Opinion
813
April 23, 2002.
Order, Supreme Court, New York County (Robert Lippmann, J.), entered February 26, 2001, which, inter alia, granted the cross motion of defendant New York City Housing Authority (NYCHA) for summary judgment dismissing all claims and cross claims against it in this personal injury action, unanimously modified, on the law, to deny summary judgment to defendant NYCHA and reinstate the complaint as against defendant NYCHA insofar as it is premised on the theory that NYCHA had constructive notice of the alleged hazard, and to convert NYCHA's cross claims against defendant Blueprint to third-party claims, and otherwise affirmed, without costs.

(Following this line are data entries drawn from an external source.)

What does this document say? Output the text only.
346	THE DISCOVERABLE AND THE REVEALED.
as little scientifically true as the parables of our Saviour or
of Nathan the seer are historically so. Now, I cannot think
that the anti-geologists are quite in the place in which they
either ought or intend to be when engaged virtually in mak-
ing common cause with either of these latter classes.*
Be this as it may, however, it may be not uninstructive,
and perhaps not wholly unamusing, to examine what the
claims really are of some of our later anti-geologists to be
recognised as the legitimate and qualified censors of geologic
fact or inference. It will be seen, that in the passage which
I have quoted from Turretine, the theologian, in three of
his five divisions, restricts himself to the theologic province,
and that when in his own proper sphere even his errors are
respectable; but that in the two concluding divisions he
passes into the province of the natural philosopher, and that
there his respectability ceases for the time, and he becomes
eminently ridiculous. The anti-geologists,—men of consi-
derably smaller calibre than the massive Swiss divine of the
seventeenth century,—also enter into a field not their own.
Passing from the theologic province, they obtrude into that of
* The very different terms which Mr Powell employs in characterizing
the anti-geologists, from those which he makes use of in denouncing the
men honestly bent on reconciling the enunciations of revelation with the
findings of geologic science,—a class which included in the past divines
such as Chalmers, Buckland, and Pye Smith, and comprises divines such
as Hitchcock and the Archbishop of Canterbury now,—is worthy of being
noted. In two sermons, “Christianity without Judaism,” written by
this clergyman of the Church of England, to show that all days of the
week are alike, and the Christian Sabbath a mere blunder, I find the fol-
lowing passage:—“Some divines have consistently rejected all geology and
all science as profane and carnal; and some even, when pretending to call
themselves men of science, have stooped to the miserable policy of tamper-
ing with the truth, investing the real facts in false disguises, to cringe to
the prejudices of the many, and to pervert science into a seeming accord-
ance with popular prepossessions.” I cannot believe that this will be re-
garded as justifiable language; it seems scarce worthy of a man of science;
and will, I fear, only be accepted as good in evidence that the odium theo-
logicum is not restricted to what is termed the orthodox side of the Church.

NEIL R. KAFKO, for plaintiff-appellant.
MADELEINE C. PETRARA, for defendants-respondents.
Before: Williams, P.J., Mazzarelli, Saxe, Lerner, Marlow, JJ.
The grant of NYCHA's cross motion for summary judgment dismissing the complaint against it was error, since the conflicting evidence as to the visibility of the alleged hazard, i.e. a defective step, and the length of time the purported hazard existed prior to plaintiff's accident, was sufficient to raise a triable issue as to whether NYCHA had constructive notice of the claimed defect (see, Knightner v. Custom Window Door Prods., 289 A.D.2d 455, 735 N.Y.S.2d 576). Plaintiff, in her supplemental bill of particulars and deposition, specified the size and location of the allegedly offending gash on the top step. Since each notice deponent stated that she was familiar with a defective condition that plaintiff had "indicated to" her on a specific staircase that consisted of only 3 steps, the witnesses' affidavits sufficiently identified the particular hazard that they purportedly had observed for some time prior to the accident. The veracity or reliability of their assertions, set forth about 3½ years after the accident, is not appropriately resolved on a motion for summary judgment (see, David v. New York City Hous. Auth., 284 A.D.2d 169, 171).
The court properly concluded, however, that NYCHA had made a sufficient prima facie showing that it had not created the alleged defect, and that plaintiff's speculative claims to the contrary were insufficient to warrant a trial on the issue (see, Perrone v. Waldbaum, Inc., 252 A.D.2d 517; Lewis v. Guy Pratt, Inc., 264 A.D.2d 383).
Although plaintiff's direct claims against defendant Blueprint have been dismissed, NYCHA may still maintain its claims against Blueprint for indemnification and contribution. Accordingly, NYCHA's cross claims are deemed converted to third-party claims (see, Wayburn v. Madison Land Ltd. Partnership, 282 A.D.2d 301, 305).
THIS CONSTITUTES THE DECISION AND ORDER OF THE SUPREME COURT, APPELLATE DIVISION, FIRST DEPARTMENT.